The term “spiffy-pop” was introduced by Motley Fool Rule Breakers in 2007, defining a significant gain in a stock’s value in a single day that surpasses the original investment. This term gained popularity when aQuantive was bought out by Microsoft, resulting in a 78% increase in value for those who purchased at $25.14.

The concept of a “spiffy-pop” was born in 2007 at Motley Fool Rule Breakers, describing a stock’s substantial single-day gain exceeding the initial investment. This term gained recognition when aQuantive, recommended at $25.14, skyrocketed by 78% in a day due to a buyout by Microsoft. A memorable lesson in investing success. 1. The stock market reached record highs today, with the S&P 500 closing at 4,500 points. This surge was driven by strong earnings reports from tech giants like Apple and Amazon, as well as positive economic data showing a decrease in unemployment rates.
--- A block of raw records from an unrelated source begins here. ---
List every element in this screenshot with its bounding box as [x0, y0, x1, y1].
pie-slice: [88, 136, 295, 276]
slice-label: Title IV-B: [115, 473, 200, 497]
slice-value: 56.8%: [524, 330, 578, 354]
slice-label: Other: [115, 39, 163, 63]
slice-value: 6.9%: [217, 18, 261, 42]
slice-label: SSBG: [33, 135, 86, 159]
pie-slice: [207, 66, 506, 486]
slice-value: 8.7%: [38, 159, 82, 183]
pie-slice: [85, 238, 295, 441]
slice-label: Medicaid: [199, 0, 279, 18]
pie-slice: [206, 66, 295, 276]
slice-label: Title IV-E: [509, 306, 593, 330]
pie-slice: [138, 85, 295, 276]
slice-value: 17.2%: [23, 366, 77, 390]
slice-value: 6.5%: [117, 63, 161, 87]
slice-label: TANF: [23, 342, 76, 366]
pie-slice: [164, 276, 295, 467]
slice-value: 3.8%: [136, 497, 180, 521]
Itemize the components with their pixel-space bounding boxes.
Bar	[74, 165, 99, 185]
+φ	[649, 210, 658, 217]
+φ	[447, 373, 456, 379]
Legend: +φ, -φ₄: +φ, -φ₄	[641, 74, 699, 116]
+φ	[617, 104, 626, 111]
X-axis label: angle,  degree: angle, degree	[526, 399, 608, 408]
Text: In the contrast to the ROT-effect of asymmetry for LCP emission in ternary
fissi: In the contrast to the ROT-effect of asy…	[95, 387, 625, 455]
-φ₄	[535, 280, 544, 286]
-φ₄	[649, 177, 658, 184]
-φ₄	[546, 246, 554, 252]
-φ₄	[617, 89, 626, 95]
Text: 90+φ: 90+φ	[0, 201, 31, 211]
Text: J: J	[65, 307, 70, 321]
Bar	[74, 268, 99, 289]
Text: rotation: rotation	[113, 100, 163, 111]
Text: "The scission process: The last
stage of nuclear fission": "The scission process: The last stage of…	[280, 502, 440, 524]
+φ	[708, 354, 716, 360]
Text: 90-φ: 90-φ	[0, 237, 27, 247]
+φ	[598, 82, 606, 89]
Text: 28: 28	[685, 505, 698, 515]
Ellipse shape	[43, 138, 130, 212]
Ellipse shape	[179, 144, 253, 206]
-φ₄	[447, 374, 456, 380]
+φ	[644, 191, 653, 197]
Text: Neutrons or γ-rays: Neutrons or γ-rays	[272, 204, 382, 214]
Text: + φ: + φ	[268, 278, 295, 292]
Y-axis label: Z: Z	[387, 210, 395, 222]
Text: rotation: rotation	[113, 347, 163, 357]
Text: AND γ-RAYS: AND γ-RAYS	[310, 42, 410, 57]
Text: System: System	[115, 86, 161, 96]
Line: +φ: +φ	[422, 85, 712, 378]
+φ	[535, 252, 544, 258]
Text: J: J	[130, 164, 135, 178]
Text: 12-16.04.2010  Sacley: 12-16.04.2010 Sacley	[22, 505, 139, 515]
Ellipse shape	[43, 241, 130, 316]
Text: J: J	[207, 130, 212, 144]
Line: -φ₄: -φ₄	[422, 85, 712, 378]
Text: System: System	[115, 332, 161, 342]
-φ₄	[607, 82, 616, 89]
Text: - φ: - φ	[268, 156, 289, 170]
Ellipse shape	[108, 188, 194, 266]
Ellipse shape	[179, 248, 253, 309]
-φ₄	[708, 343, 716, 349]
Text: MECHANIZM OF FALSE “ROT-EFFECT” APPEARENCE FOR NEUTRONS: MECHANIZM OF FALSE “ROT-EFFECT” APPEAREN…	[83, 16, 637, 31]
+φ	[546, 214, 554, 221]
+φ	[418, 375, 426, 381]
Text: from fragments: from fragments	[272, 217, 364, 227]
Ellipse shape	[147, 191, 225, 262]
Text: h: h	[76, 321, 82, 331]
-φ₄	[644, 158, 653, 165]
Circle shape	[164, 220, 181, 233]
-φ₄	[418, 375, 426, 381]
2. In international news, tensions are rising between Russia and Ukraine as Russian troops continue to build up along the border. The US and EU have condemned Russia’s actions, calling for a de-escalation of the situation. The UN Security Council is set to hold an emergency meeting to address the crisis.

3. Climate change activists are celebrating a major victory as the Biden administration announced a plan to cut greenhouse gas emissions by 50% by 2030. This ambitious goal aligns with the Paris Agreement targets and is seen as a crucial step towards combating the global climate crisis.

4. In the world of sports, tennis star Serena Williams announced her retirement from professional tennis after a legendary career spanning over two decades. Williams, a 23-time Grand Slam champion, cited ongoing injuries as the reason for her decision to step away from the sport. Fans around the world are expressing their admiration for her contributions to tennis.